Labour's acting leader Harriet Harman said the government needed to maintain its pre-election funding promise to Kids Company, which is based in her Camberwell and Peckham constituency, and angrily defended Ms Batmanghelidjh, saying she was a "charismatic, inspirational leader".
Speaking on the BBC Radio 4's World at One programme, Ms Harman said: "They're doing a very good job. It's not lavish down there. It's not spa treatments, it's not like as if the staff are lavishly well paid.
"It's a pretty hand-to-mouth organisation dealing with very needy children and it just... What I find so exasperating is the idea of people whose lives are very well ordered, who get good salaries can judge and say 'oh well they need to stop growing'. The demand is out there."
Asked if it was the government's duty to ensure public money was being properly spent, she pointed out that the Charity Commission looked at a complaint but decided it did not warrant a full investigation.

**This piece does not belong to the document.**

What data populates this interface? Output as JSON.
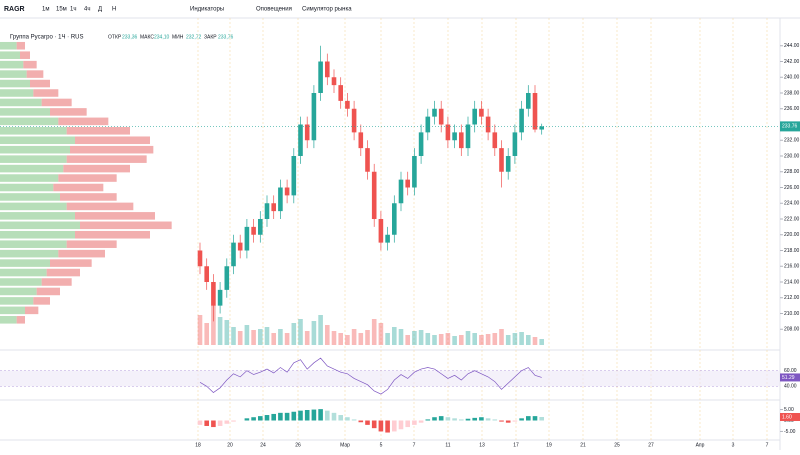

Ms Harman last month wrote a letter to Chancellor George Osborne , externalasking "urgent financial assistance" for the charity.
'Core services'
In a statement, the charity said: "In partnership with a City-based group of philanthropists, the charity is being supported by the new government to create a more sustainable organisation and funding structure that will be better able to tolerate unpredictable income streams in the future.
"Camila Batmanghelidjh, the founder and chief executive of Kids Company will not be leaving the organisation and will assume an advocacy and clinical role after the appointment of a new chief executive."
It added "core services" would still be delivered though it would be "reducing its staff levels".
The government has repeatedly resisted attempts by Newsnight and BuzzFeed to use the Freedom of Information Act to obtain correspondence between the prime minister and either Ms Batmanghelidjh or the charity's chairman, Alan Yentob, the BBC broadcaster and executive.
A Cabinet Office spokeswoman said: "Making sure that every child has the best start in life is our top priority, so we will continue to work with Kids Company to ensure its important work is sustainable."